Long before any election campaign, traps are set for Labour. Hunt can challenge Reeves to go along with her plans or explain how she will find the money to reverse them. As Reeves herself observed in her acerbic response to Hunt in the House of Commons, “The Conservatives want to party like it’s 2010.” That year, Chancellor George Osborne slashed budgets and challenged Labor to say how they would balance the books. Osborne, not coincidentally, was asked to return to Downing Street to give advice on how to snook the opposition.

Yet the last time Labor presented an alternative budget – before the 1992 election – the party was defeated, despite the weariness of 13 years of Tory rule. The Tories and their allies in the press warned of the impending “double whammy” from the Opposition and Labor got no response.

Reeves and Starmer took a different path. Labor has trailed the Tories in economic competence for the past 15 years. Recent market turmoil has finally given them the lead in opinion polls, but that may only be temporary – the last Tory Prime Minister’s unfunded tax cut package led to his expulsion from office .
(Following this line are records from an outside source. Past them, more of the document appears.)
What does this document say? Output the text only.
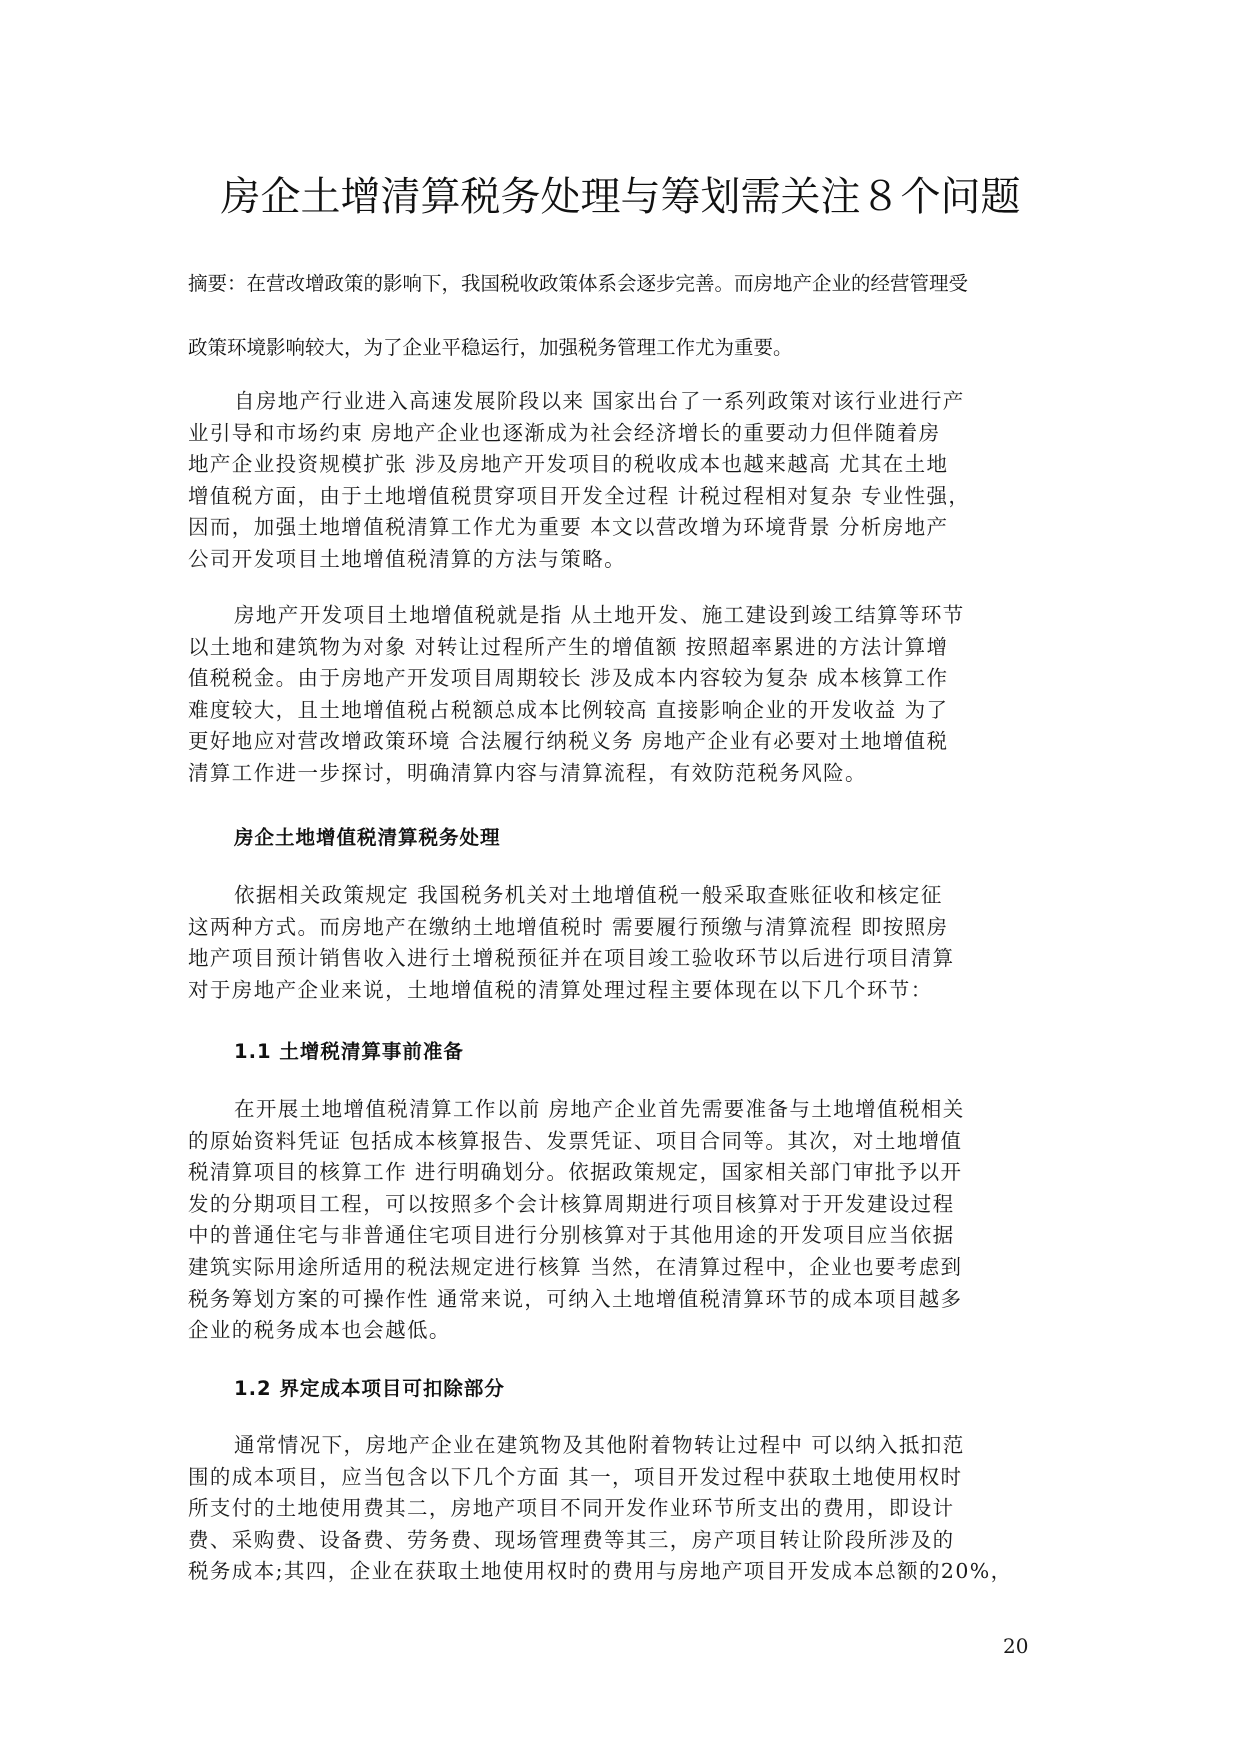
房企土增清算税务处理与筹划需关注８个问题
摘要：在营改增政策的影响下，我国税收政策体系会逐步完善。而房地产企业的经营管理受
政策环境影响较大，为了企业平稳运行，加强税务管理工作尤为重要。
自房地产行业进入高速发展阶段以来 国家出台了一系列政策对该行业进行产
业引导和市场约束 房地产企业也逐渐成为社会经济增长的重要动力但伴随着房
地产企业投资规模扩张 涉及房地产开发项目的税收成本也越来越高 尤其在土地
增值税方面，由于土地增值税贯穿项目开发全过程 计税过程相对复杂 专业性强，
因而，加强土地增值税清算工作尤为重要 本文以营改增为环境背景 分析房地产
公司开发项目土地增值税清算的方法与策略。
房地产开发项目土地增值税就是指 从土地开发、施工建设到竣工结算等环节
以土地和建筑物为对象 对转让过程所产生的增值额 按照超率累进的方法计算增
值税税金。由于房地产开发项目周期较长 涉及成本内容较为复杂 成本核算工作
难度较大，且土地增值税占税额总成本比例较高 直接影响企业的开发收益 为了
更好地应对营改增政策环境 合法履行纳税义务 房地产企业有必要对土地增值税
清算工作进一步探讨，明确清算内容与清算流程，有效防范税务风险。
房企土地增值税清算税务处理
依据相关政策规定 我国税务机关对土地增值税一般采取查账征收和核定征
这两种方式。而房地产在缴纳土地增值税时 需要履行预缴与清算流程 即按照房
地产项目预计销售收入进行土增税预征并在项目竣工验收环节以后进行项目清算
对于房地产企业来说，土地增值税的清算处理过程主要体现在以下几个环节：
1.1 土增税清算事前准备
在开展土地增值税清算工作以前 房地产企业首先需要准备与土地增值税相关
的原始资料凭证 包括成本核算报告、发票凭证、项目合同等。其次，对土地增值
税清算项目的核算工作 进行明确划分。依据政策规定，国家相关部门审批予以开
发的分期项目工程，可以按照多个会计核算周期进行项目核算对于开发建设过程
中的普通住宅与非普通住宅项目进行分别核算对于其他用途的开发项目应当依据
建筑实际用途所适用的税法规定进行核算 当然，在清算过程中，企业也要考虑到
税务筹划方案的可操作性 通常来说，可纳入土地增值税清算环节的成本项目越多
企业的税务成本也会越低。
1.2 界定成本项目可扣除部分
通常情况下，房地产企业在建筑物及其他附着物转让过程中 可以纳入抵扣范
围的成本项目，应当包含以下几个方面 其一，项目开发过程中获取土地使用权时
所支付的土地使用费其二，房地产项目不同开发作业环节所支出的费用，即设计
费、采购费、设备费、劳务费、现场管理费等其三，房产项目转让阶段所涉及的
税务成本;其四，企业在获取土地使用权时的费用与房地产项目开发成本总额的20%，
20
Labor’s Tony Blair and his shadow chancellor Gordon Brown faced the same dilemma in the 1990s. The Conservative government of the day was beset by divisions, scandals and recent economic failure. But voters still needed to be confident that their money would be safe in Labor’s hands, even as a large majority wanted to spend billions to rebuild rundown schools and hospitals.
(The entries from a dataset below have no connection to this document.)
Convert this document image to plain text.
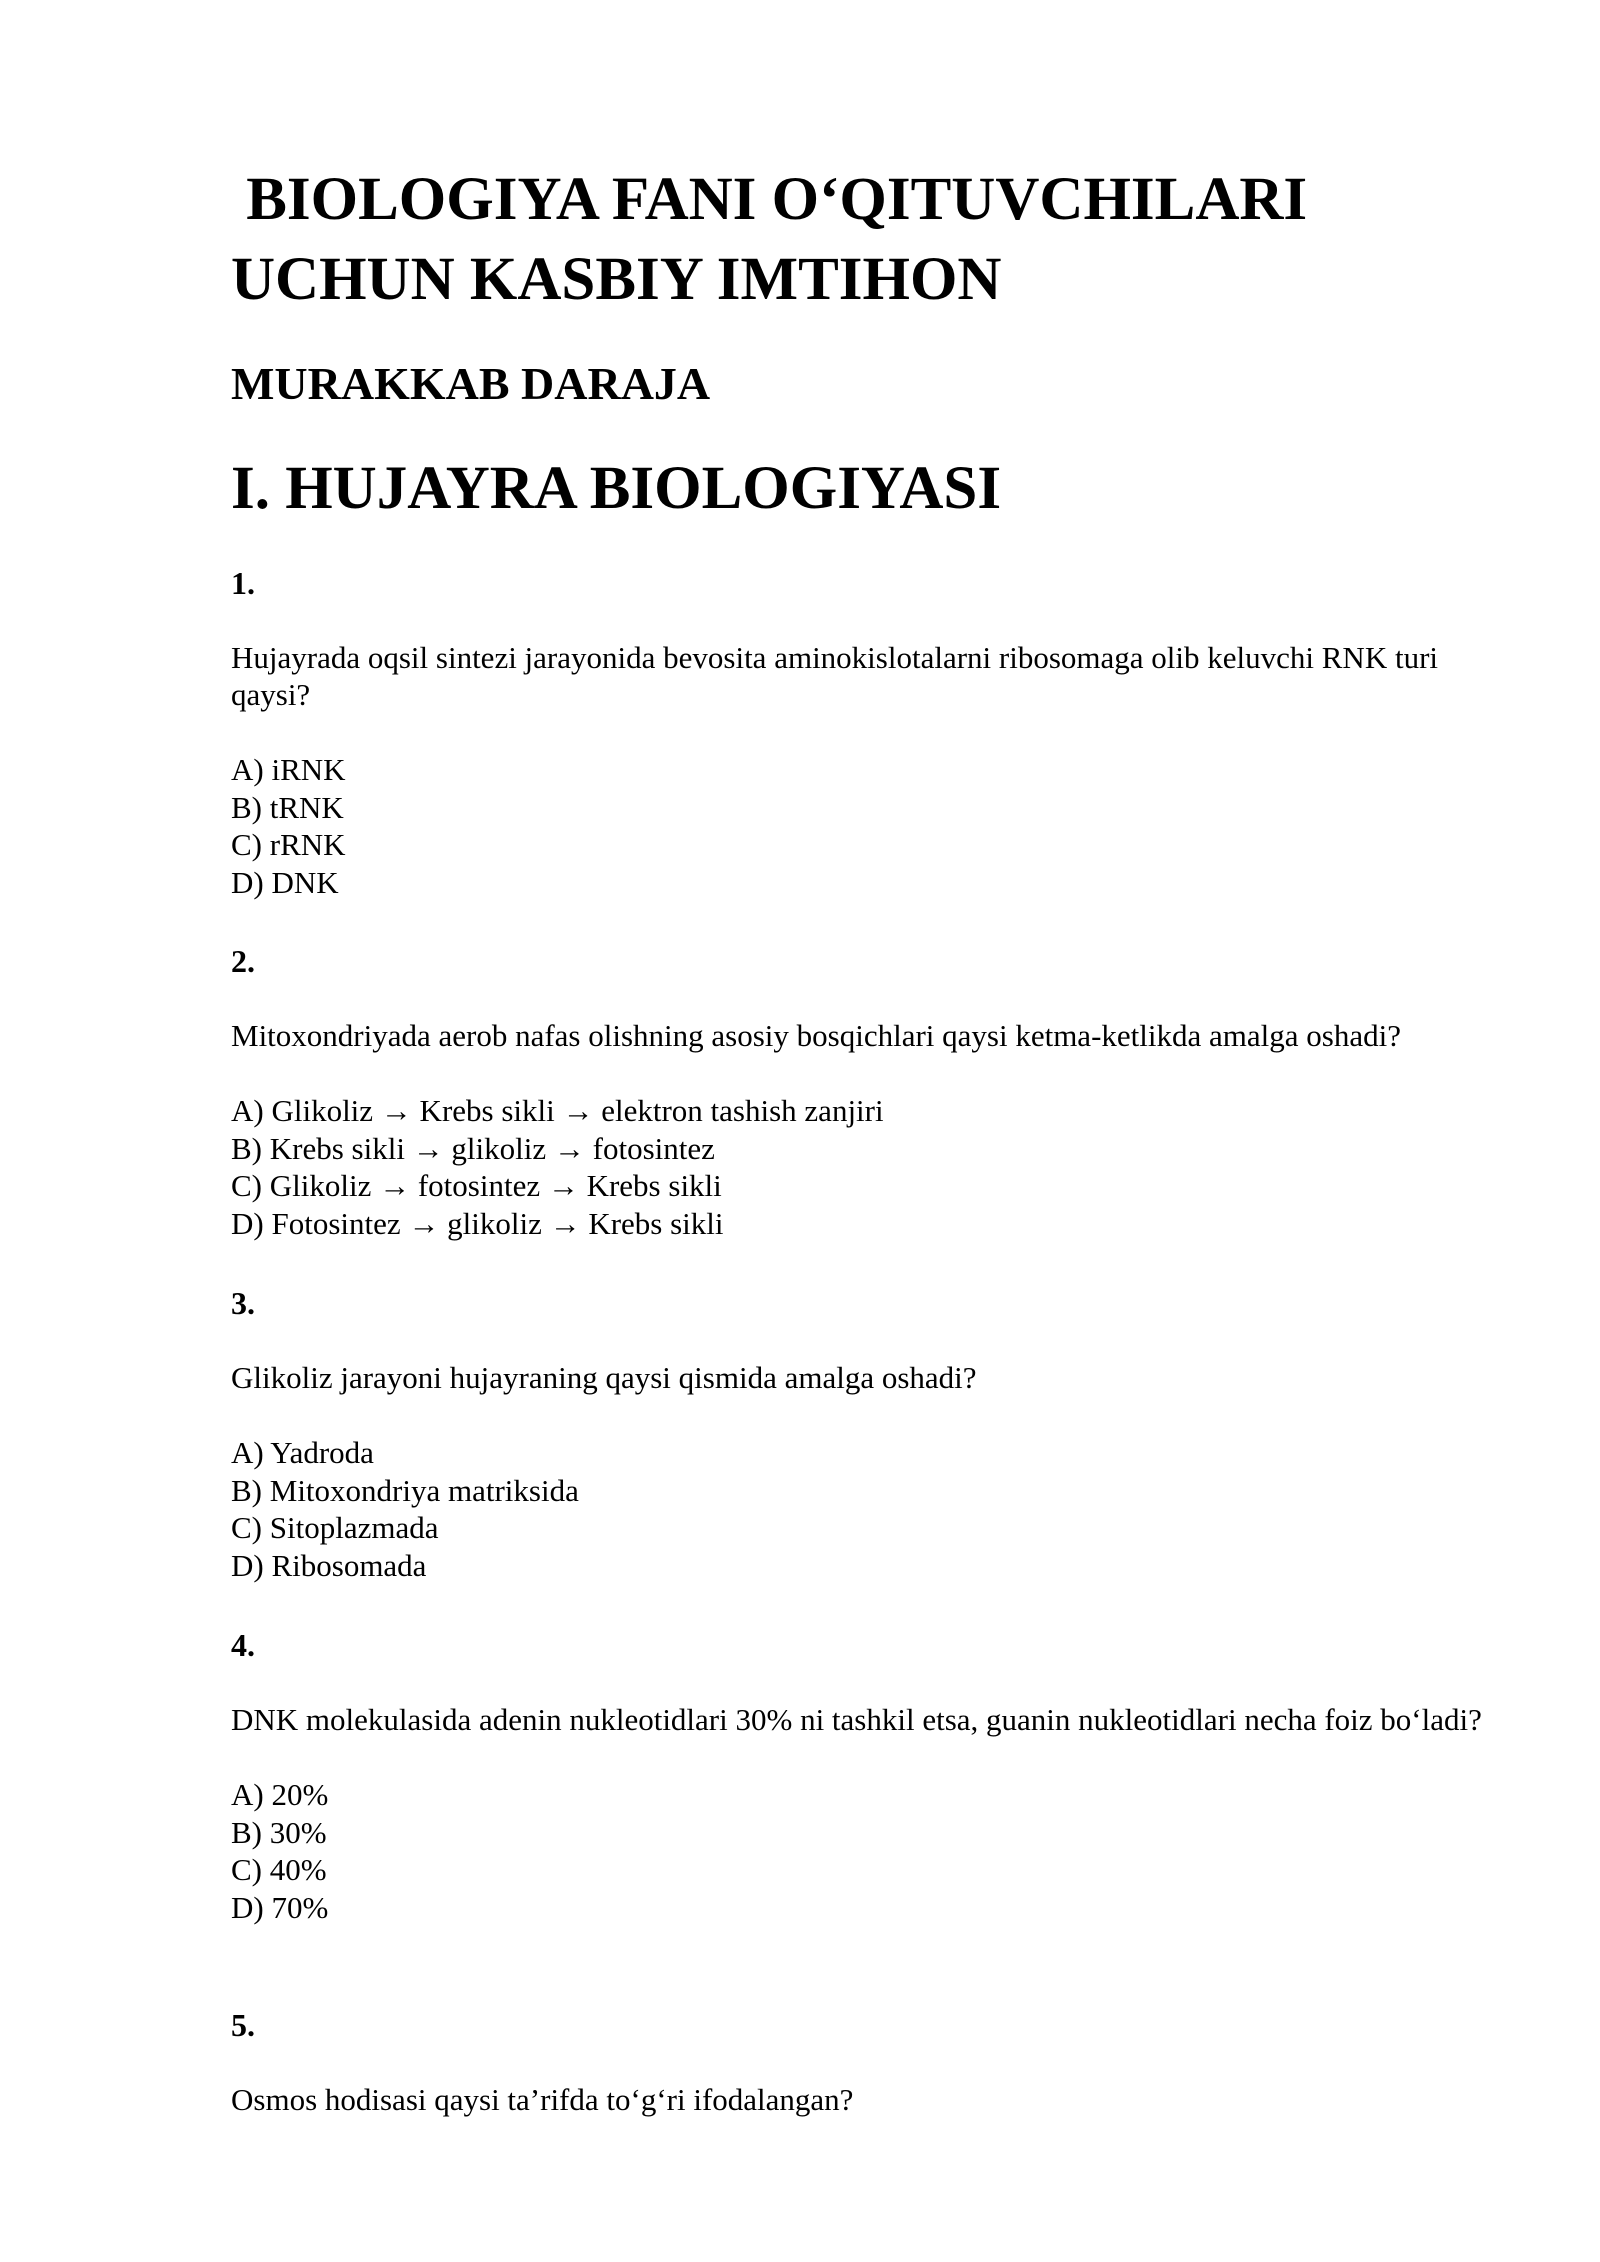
BIOLOGIYA FANI O‘QITUVCHILARI UCHUN KASBIY IMTIHON
MURAKKAB DARAJA
I. HUJAYRA BIOLOGIYASI
1.
Hujayrada oqsil sintezi jarayonida bevosita aminokislotalarni ribosomaga olib keluvchi RNK turi qaysi?
A) iRNK
B) tRNK
C) rRNK
D) DNK
2.
Mitoxondriyada aerob nafas olishning asosiy bosqichlari qaysi ketma-ketlikda amalga oshadi?
A) Glikoliz → Krebs sikli → elektron tashish zanjiri
B) Krebs sikli → glikoliz → fotosintez
C) Glikoliz → fotosintez → Krebs sikli
D) Fotosintez → glikoliz → Krebs sikli
3.
Glikoliz jarayoni hujayraning qaysi qismida amalga oshadi?
A) Yadroda
B) Mitoxondriya matriksida
C) Sitoplazmada
D) Ribosomada
4.
DNK molekulasida adenin nukleotidlari 30% ni tashkil etsa, guanin nukleotidlari necha foiz bo‘ladi?
A) 20%
B) 30%
C) 40%
D) 70%
5.
Osmos hodisasi qaysi ta’rifda to‘g‘ri ifodalangan?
Reeves chose to emulate Blair and Brown, pledging that a Labor government would not borrow to fund day-to-day expenditure. She even backed a Conservative cut to the basic income tax rate before it was scrapped a few weeks ago.

But there is a big difference between Labor yesterday and today. In 1997, Blair and Brown were bequeathed strong finances by the Conservatives amid a long post-Cold War boom. Inflation was low and the price of manufactured goods was falling due to globalization. Today, globalization is upside down, war is at Europe’s doorstep and rising interest rates on public debt have left a black hole in the Treasury accounts. The tax burden has reached heights not seen since the Second World War.

We are much closer to the Britain of Maudling’s jerky economy and Byrne’s miserable post-recession crisis. There is a glimmer of hope in the OBR’s optimistic forecast for stable growth in 2025. But Labor cannot count on that yet. More likely, there will be “no money”. The road back to power for the opposition party will be paved by scarcity.

More from Bloomberg Opinion:

• The deadly silence of the British budget on housing: Thérèse Raphaël

• UK could benefit from a World Cup victory — for the economy: Andrea Felsted

• The UK already has a nasty wealth tax: Merryn Somerset Webb

This column does not necessarily reflect the opinion of the Editorial Board or of Bloomberg LP and its owners.

Martin Ivens is the editor of the Times Literary Supplement. Previously, he was editor of the Sunday Times of London and its main political commentator.